# SeaMonkey and user credentials on the URL



## Phishfry (Dec 23, 2018)

Seamonkey stopped allowing user login credentials on the URL bar without an `about:config` setting and I still get an annoying popup.
I use this feature and think it is handy.
A sanitized example from my network cams:
`http://admin:password@192.168.1.28/cgi-bin/video.cgi?msubmenu=mjpg`
.


I realize there could be security implications but this is my private network.


----------



## Phishfry (Dec 23, 2018)

Well I guess I found the wrong post earlier for my settings. Digging deeper I see this potential setting:
`about:config`
`network.http.phishy-userpass-length`
https://support.mozilla.org/en-US/questions/1069670
That worked for me. Another problem solved. How is a long password phishy.


----------



## aragats (Dec 23, 2018)

Works in www/palemoon too, thanks!
This page from Phishfry 's link explains it better.


----------



## Sevendogsbsd (Dec 23, 2018)

Definitely security implications and I wouldn't ever do this in the "wild", but since on your own LAN, no issues, unless someone is on your LAN that you don't know about


----------



## aragats (Dec 23, 2018)

Another way is to use *https*, but that may not be under your control.


----------



## Sevendogsbsd (Dec 23, 2018)

Yes, but the problem with using uname and password in a GET request is that that data is stored in server logs, browser cache and possibly proxy cache as clear text. If those items are under your control fine, but if doing this over the Internet, even with HTTPS, you don't know where the username and password are going to be stored in the clear and for how long.


----------



## ralphbsz (Dec 23, 2018)

Sevendogsbsd said:


> ...  but if doing this over the Internet, even with HTTPS, you don't know where the username and password are going to be stored in the clear and for how long.


They will only be stored in cleartext on the sending machine (where your browser runs), and on the receiving machine (where the server runs); the middle transports opaque SSL packets.

If you don't trust the machine where your browser runs, you have a much bigger problem than logs.  And if you don't trust the server, you should probably not type your username and password into it.

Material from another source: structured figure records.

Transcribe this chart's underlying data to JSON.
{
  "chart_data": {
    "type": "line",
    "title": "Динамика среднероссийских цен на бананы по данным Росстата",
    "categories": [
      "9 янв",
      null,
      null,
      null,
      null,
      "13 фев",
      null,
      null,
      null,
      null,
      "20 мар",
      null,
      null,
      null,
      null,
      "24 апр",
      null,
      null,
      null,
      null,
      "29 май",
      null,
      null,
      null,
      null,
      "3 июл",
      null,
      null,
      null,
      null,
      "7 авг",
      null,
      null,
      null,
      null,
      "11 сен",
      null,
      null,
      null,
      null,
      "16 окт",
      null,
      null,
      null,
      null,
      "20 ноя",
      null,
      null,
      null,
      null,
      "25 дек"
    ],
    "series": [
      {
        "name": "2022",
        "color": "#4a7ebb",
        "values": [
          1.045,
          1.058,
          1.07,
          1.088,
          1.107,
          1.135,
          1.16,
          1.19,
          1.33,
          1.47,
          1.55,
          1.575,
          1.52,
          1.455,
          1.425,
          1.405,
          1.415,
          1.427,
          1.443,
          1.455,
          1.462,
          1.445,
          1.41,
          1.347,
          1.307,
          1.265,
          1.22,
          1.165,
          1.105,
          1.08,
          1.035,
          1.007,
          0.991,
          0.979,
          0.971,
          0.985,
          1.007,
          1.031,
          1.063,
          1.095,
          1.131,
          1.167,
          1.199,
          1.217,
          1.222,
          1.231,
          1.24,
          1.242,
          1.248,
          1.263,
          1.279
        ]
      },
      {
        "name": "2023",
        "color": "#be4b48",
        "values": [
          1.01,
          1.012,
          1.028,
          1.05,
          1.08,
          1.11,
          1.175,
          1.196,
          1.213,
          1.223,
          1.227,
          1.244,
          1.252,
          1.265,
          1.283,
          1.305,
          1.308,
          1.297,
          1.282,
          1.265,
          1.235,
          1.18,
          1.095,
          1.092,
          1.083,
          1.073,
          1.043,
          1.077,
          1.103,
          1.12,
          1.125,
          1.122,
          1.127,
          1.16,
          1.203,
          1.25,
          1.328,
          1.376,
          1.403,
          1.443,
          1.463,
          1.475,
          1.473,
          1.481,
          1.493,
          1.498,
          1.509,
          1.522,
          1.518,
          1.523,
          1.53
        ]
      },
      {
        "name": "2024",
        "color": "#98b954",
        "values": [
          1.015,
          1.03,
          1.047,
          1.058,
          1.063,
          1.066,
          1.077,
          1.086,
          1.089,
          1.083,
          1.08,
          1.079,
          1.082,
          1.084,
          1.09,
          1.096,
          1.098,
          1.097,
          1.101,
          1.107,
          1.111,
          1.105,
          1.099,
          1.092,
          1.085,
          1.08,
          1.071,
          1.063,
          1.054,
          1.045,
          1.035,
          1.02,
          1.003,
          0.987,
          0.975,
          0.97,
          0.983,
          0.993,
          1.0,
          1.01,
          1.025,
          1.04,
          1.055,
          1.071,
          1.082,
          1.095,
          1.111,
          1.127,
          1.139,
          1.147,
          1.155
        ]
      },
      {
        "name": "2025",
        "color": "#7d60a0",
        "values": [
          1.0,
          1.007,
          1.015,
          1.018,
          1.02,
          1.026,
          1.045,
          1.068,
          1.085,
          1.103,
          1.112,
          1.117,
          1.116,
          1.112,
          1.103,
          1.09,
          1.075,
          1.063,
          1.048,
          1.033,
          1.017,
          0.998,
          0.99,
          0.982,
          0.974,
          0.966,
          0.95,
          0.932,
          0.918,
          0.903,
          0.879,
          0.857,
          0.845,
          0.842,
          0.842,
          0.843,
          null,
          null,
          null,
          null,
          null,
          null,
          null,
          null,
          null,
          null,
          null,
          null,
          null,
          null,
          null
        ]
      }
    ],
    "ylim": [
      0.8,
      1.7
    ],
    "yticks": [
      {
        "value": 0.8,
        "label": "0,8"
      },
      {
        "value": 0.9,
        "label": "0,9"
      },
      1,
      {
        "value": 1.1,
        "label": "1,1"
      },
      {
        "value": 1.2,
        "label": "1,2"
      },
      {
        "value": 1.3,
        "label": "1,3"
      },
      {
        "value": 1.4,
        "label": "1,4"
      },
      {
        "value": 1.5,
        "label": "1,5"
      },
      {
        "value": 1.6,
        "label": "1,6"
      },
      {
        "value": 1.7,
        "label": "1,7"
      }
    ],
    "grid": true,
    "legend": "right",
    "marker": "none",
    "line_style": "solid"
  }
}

(Leaving the fundamentally unsolvable problem of a server that you need to use, like your bank or insurance company, but that later turns out to be not trustworthy because they were were sloppy and careless.  That's a tough one.)


----------



## Sevendogsbsd (Dec 24, 2018)

Keep in mind there may be other devices en route such as proxies or load balancers that may decrypt and re-encrypt traffic (for deep packet inspection) . In a web application, most times the username and password are sent using POST and are only encrypted within the HTTPS tunnel. Personally, I would never send creds or any other sensitive data in a URL and it is not an industry best practice.

OWASP, Example 2, OWASP Auth Cheat Sheet

Too many more to list. My .02


----------



## obsigna (Dec 24, 2018)

You seem to assume, that the optional userinfo@ component of the URI which you enter in the address bar would go over the line as is, as part of the host component of the URI. It won’t. The browser takes this info and moves it into a regular HTTP Basic authentication request header field, which would be encrypted by TLS like any other header/content of GET, POST, etc. requests. Your OWASP links refer to Query strings, that is the stuff after the ? at the end of the URI, and this is a completely different animal. So in respect to the risks involved, I agree with ralphbsz.


----------



## Sevendogsbsd (Dec 24, 2018)

Didn't realize that obsigna, thanks for pointing that out. I have seen sensitive data passed in querystring params so thought this was the same. Thanks for the clarification.

Keep in mind though that basic auth is only base64 encoded so anywhere it is stored is easily decoded. If that's not a problem, then it's fine.


----------



## ralphbsz (Dec 24, 2018)

Anyone who puts username or password into the today URI is a fool.  I'm sure fools still exist.  They are probably one of the larger threats to privacy and security.  But they should be slowly eliminated, by educating them in how to do it right.

And if SSL can be decrypted by regular deep packet inspection, which all brands of routers do, then all our ideas about security are sunk, and we might as well give up.  (I'm deliberately excluding "national technical means", a joke buzzword for things that officially don't exist and that nobody can talk about.)


----------